Principal authorship, as required in some PhD regulations, is an undefined entity in terms of authorship credit. Taken to mean ≥50% authorship credit per paper, as occasionally specified in university guidelines (Anonymous 2007b; Kumpulainen 2008), would imply a request for first authorship on papers with no more than three coauthors (Hagen 2008, fig. 2A therein). At Karolinska Institute only 16.2% of the 1488 papers submitted in 2008 qualified for ≥50% harmonic authorship credit.

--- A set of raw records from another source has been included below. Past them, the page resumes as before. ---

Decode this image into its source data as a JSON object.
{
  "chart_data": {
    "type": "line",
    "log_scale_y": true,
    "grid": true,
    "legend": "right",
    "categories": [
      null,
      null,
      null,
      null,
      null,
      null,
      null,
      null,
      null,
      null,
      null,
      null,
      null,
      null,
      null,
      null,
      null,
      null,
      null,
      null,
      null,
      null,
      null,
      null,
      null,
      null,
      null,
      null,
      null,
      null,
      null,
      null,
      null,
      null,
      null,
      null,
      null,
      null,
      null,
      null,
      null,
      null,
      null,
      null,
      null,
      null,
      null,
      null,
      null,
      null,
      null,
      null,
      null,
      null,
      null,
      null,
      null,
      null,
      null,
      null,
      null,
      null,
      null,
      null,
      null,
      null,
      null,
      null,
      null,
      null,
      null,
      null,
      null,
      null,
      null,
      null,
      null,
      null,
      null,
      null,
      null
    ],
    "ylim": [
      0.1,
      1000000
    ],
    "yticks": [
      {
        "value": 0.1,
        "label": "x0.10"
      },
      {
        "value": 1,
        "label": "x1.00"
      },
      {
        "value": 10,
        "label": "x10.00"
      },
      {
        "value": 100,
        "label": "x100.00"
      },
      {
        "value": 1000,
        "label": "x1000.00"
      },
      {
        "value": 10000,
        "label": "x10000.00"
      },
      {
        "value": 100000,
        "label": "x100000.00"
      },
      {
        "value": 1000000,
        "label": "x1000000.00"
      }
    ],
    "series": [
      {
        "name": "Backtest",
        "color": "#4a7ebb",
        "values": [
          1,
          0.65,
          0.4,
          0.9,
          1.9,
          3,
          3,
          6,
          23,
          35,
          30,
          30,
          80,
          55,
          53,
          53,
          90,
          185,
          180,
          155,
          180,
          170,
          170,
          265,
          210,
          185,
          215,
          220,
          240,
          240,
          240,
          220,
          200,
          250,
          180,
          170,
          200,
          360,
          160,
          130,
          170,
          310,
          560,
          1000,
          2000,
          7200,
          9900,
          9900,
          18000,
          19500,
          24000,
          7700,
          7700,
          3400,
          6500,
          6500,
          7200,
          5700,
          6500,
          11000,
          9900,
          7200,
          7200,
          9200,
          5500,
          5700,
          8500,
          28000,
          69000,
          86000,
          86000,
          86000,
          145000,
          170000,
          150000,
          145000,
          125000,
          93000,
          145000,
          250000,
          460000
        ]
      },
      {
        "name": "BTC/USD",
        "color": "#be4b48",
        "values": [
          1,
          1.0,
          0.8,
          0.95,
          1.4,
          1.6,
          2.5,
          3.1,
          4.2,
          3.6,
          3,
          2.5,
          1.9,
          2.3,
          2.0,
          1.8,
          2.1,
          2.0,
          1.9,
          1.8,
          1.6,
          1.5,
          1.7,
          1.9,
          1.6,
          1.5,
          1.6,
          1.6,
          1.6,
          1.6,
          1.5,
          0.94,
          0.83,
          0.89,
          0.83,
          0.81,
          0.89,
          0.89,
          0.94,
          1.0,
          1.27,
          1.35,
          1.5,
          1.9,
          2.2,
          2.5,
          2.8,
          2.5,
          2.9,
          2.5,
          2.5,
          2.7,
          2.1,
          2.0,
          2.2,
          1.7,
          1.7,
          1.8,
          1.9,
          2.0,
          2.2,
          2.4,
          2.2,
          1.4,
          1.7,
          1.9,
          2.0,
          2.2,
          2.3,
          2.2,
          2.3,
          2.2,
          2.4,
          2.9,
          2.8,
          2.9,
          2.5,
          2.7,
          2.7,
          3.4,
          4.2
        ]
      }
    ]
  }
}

Inclusion of papers with a minimal contribution by the PhD candidate is frequently discouraged but rarely quantified (e.g. Anonymous 2007b; Kumpulainen 2008). Defining a minimal contribution as at least 25% harmonic authorship credit would imply first authorship on papers with no more than 30 coauthors, or second authorship on papers with no more than three coauthors (Hagen 2008, fig. 2A therein). At the Karolinska Institute 80.4% of papers submitted in 2008 qualified for ≥25% harmonic authorship credit.

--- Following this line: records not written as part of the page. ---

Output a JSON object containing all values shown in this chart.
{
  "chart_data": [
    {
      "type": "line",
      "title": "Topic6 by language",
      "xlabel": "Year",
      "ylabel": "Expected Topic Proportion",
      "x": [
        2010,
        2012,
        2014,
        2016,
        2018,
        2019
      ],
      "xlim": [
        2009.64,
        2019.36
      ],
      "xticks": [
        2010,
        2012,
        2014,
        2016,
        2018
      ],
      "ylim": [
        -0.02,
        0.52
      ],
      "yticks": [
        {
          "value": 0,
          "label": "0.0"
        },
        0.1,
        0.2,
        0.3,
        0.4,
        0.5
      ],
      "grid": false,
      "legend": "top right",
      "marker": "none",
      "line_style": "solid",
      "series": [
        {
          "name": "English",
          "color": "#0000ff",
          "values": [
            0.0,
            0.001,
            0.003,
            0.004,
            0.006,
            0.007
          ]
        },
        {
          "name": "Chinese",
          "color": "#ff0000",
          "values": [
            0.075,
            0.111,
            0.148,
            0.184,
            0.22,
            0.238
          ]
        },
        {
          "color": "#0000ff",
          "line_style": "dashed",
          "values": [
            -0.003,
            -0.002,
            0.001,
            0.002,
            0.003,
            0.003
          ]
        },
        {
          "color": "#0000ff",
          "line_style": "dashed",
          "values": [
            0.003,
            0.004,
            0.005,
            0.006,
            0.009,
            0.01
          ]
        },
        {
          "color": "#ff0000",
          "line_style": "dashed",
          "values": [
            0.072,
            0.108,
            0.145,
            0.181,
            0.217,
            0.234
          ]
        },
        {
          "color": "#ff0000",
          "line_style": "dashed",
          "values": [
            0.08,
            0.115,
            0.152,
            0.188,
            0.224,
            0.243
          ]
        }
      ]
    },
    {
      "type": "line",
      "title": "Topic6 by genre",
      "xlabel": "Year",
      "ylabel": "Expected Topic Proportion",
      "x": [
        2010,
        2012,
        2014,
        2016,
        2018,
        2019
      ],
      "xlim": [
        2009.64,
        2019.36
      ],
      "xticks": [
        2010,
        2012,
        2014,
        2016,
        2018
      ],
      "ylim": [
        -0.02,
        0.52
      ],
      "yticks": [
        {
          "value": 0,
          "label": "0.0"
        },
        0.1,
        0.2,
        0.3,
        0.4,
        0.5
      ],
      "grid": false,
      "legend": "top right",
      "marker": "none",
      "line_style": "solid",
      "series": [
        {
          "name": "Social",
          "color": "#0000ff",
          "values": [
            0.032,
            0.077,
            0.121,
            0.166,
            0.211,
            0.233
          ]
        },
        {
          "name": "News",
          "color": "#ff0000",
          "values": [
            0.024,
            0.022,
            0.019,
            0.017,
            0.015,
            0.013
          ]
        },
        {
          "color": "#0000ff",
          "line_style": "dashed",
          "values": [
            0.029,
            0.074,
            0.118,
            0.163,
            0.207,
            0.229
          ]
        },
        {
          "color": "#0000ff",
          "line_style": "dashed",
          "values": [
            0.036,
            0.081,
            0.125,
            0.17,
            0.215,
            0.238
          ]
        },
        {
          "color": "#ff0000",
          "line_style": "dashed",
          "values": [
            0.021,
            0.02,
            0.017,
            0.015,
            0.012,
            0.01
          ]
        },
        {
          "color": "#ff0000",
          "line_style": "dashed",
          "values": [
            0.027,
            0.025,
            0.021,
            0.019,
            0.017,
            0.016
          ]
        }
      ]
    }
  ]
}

Senior authorship (last author), although still recognized on a par with first authorship in some biomedical subfields (Wren et al. 2007), is controversially associated with unwarranted byline inclusion (e.g. Strange 2008; Ward 1994) and was not unequivocally identifiable in the present dataset due to inconsistent usage. For applicable papers the overall effect of not including senior authorship in the quantification of authorship credit is to overestimate the contribution of PhD graduates by an amount equivalent to the difference between sole first authorship and shared first authorship (Fig. 5) (Hagen 2008, fig. 5 therein).

Conclusions

Harmonic allocation of authorship credit provides an unbiased bibliometric measure of current PhD requirements, and sets a de facto baseline for the requisite scientific productivity of a contemporary PhD at a median value of approximately 1.6 undivided papers per dissertation. Comparison with previous census data suggests that the baseline has shifted over the past two decades as a result of a decrease in the number of submitted papers per candidate and an increase in the number of coauthors per paper. Setting a hypothetical benchmark at two undivided papers per dissertation would disqualify almost 80% of the dissertations in the sample.